Hello,
I have done this in a long time but is this right? I have a differential equation and I want to find the transfer function. Is that right?
Thanks,
r, m, and k are numbers.
Your ODE is:
$\displaystyle m\frac{d^2}{dt^2}x(t)+r\frac{d}{dt}x(t)+kx(t)=a_0\ cos(\omega t)$
This is of the form:
$\displaystyle m\frac{d^2}{dt^2}x(t)+r\frac{d}{dt}x(t)+kx(t)=y(t)$
Now take the Laplace Transform (and assume zero initial conditions):
$\displaystyle ms^2X(s)+rsX(s)+kX(s)=Y(s)$
So:
$\displaystyle X(s)=\frac{1}{ms^2+rs+k}Y(s)$
or:
$\displaystyle G(s)=\frac{1}{ms^2+rs+k}$
CB
Ok, I get that part. What happens when the initial condition isn't zero anymore? lets just say it is 1. Do i have to take the Laplace of (ao cos wt) = s / (s^2 + w^2), multiple it by the transfer function where it will equal to
s / (s^2 + w^2) * 1 / (k + r s + r s^2) ?
or i still use the regular transfer function 1 / (k + r s + r s^2) and plug one into that?
Another question I have is, lets say I solve the second order differential equation and I come up with the general solution. If i take the Laplace transform of that is that similar to the transfer function? What is the differences?
Thanks,
The system you are deriving a transfer function for is like a black box and the transfer function relates the output to the input. When you plug the device in the initial conditions are all zero by definition.
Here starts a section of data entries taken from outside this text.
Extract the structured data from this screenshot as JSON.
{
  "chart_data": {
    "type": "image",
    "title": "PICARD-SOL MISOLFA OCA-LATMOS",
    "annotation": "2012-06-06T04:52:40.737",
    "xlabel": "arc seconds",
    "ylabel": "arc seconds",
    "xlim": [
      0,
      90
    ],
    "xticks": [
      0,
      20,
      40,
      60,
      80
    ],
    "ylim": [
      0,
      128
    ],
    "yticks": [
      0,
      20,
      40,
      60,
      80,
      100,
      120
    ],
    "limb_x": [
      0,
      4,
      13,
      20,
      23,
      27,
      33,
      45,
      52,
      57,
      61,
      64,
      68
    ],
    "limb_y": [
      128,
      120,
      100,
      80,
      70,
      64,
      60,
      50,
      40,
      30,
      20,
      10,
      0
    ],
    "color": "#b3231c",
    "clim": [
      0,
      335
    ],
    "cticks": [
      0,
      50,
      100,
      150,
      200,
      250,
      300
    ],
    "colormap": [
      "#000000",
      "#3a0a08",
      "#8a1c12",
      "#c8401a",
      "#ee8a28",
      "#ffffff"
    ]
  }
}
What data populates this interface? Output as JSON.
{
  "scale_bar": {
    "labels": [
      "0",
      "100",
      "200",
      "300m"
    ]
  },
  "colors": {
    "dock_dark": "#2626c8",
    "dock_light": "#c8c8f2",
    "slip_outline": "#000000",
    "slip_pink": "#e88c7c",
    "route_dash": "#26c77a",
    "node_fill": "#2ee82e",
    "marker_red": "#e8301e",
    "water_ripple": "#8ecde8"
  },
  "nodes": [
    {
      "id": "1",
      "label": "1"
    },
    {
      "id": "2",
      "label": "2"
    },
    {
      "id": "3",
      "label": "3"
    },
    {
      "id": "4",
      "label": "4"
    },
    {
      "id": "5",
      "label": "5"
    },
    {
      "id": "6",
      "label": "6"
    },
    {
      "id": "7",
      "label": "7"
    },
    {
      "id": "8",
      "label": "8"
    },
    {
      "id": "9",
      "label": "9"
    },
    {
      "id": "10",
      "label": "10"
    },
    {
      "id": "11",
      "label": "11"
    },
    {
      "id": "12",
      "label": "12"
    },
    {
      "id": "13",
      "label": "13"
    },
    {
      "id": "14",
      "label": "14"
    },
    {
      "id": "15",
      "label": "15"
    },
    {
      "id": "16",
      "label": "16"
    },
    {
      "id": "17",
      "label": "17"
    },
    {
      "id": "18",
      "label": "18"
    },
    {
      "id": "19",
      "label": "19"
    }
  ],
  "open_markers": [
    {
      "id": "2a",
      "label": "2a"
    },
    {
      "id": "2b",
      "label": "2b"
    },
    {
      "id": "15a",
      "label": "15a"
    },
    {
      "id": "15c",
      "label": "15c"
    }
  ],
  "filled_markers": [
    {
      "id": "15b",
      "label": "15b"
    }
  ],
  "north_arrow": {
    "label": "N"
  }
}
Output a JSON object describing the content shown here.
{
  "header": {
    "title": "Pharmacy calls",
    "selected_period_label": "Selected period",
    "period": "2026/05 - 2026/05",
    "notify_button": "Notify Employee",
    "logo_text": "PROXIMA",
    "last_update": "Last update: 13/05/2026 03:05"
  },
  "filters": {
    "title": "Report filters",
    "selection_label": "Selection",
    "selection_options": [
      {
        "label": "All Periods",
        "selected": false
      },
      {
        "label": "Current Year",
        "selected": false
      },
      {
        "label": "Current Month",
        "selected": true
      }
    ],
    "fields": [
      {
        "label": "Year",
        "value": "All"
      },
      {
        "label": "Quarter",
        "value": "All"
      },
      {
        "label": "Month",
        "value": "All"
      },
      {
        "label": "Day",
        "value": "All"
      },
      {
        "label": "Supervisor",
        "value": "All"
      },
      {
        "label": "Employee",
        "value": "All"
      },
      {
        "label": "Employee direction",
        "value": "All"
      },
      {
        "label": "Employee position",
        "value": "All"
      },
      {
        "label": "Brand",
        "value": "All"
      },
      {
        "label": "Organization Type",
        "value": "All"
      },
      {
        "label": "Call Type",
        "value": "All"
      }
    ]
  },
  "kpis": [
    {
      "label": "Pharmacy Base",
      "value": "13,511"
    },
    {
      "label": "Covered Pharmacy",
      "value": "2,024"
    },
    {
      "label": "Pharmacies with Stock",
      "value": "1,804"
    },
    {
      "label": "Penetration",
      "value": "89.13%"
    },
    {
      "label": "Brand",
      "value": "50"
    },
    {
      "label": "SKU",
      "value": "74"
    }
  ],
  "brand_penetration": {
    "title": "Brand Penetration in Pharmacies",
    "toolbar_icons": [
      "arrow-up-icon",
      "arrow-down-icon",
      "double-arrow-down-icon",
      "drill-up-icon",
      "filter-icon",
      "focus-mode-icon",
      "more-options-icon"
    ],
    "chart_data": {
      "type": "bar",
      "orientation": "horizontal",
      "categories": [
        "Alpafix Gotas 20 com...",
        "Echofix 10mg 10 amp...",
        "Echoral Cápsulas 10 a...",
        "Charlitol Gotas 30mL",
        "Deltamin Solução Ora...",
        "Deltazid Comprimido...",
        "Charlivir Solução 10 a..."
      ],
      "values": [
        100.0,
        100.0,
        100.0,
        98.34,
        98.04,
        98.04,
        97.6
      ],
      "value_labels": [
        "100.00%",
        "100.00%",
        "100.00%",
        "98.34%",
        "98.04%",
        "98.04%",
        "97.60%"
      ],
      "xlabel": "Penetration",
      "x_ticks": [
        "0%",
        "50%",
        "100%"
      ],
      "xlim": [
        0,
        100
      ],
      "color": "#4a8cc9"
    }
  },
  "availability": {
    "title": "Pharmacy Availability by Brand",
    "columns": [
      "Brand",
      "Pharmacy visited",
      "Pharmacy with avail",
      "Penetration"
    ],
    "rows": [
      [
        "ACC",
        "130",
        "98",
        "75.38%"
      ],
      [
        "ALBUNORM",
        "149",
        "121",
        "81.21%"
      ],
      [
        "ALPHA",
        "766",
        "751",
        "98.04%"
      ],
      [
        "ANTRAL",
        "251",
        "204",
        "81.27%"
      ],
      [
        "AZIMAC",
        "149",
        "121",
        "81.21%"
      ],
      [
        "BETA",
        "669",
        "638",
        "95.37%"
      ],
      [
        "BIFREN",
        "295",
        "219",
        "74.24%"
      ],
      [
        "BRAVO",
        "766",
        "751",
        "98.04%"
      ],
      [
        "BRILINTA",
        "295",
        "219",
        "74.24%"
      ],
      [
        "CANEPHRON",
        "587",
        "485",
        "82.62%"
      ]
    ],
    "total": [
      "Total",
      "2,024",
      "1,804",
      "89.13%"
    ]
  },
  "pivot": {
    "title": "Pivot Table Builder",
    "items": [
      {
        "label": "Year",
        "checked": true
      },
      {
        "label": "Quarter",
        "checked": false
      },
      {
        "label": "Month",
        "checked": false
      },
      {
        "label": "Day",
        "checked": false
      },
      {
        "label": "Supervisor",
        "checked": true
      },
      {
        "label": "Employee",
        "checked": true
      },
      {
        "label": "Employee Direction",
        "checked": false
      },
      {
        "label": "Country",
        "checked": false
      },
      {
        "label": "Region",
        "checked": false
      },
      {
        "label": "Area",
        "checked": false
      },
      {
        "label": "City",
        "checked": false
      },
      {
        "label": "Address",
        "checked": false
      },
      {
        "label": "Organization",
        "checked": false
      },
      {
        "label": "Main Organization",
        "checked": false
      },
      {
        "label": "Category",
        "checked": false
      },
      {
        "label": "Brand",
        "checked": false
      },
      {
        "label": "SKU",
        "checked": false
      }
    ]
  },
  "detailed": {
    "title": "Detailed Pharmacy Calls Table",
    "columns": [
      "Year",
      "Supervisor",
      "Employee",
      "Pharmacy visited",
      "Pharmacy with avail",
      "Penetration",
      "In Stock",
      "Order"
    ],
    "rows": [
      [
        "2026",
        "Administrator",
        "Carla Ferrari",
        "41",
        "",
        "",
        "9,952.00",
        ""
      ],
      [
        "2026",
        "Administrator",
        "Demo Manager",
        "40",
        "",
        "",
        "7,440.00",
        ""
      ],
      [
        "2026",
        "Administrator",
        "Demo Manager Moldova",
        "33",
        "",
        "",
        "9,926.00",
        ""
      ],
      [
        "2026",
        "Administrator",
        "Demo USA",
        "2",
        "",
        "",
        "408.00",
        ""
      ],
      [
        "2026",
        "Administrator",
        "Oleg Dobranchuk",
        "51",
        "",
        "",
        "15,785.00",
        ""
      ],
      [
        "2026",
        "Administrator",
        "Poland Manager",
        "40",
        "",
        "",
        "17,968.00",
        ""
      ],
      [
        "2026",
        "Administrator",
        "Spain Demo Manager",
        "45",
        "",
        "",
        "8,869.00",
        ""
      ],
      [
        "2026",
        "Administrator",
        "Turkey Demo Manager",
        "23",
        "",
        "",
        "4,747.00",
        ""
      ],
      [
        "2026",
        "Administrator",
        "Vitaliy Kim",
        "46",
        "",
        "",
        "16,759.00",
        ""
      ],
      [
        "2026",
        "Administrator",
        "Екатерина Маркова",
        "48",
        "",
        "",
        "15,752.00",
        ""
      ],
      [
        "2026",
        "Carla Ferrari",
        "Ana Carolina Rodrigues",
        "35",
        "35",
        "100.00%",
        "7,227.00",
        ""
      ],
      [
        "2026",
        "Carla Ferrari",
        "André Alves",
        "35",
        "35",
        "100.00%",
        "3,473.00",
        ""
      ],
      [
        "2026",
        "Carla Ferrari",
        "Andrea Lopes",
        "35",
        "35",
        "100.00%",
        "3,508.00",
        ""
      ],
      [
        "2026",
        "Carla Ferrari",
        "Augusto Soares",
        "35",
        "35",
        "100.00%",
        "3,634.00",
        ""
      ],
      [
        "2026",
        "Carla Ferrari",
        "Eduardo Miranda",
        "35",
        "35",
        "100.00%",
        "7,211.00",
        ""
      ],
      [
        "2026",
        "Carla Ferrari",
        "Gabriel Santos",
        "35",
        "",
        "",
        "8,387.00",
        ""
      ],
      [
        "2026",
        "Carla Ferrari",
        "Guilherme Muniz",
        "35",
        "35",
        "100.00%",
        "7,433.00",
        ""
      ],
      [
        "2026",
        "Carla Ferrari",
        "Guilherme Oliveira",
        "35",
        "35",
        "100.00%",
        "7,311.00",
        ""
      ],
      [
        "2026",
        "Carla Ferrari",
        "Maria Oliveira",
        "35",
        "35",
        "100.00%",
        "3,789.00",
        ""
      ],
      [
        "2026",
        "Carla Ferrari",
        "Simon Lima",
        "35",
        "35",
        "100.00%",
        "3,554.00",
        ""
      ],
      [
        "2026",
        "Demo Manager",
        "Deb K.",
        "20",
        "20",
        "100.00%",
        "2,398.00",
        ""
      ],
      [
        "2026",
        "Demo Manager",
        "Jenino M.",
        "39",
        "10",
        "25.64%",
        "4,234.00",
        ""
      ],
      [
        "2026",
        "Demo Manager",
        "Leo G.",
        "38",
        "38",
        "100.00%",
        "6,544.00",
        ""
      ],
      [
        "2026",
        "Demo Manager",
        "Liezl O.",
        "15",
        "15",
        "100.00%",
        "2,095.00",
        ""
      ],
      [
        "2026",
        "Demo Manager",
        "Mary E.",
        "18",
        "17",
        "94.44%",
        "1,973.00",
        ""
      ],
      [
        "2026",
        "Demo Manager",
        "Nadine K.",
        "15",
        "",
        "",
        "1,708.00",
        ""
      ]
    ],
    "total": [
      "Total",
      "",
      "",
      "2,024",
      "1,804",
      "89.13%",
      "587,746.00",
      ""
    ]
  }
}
No, you are doing something different from characterising the behaviour of a linear system to an arbitrary input.Another question I have is, lets say I solve the second order differential equation and I come up with the general solution. If i take the Laplace transform of that is that similar to the transfer function? What is the differences?
CB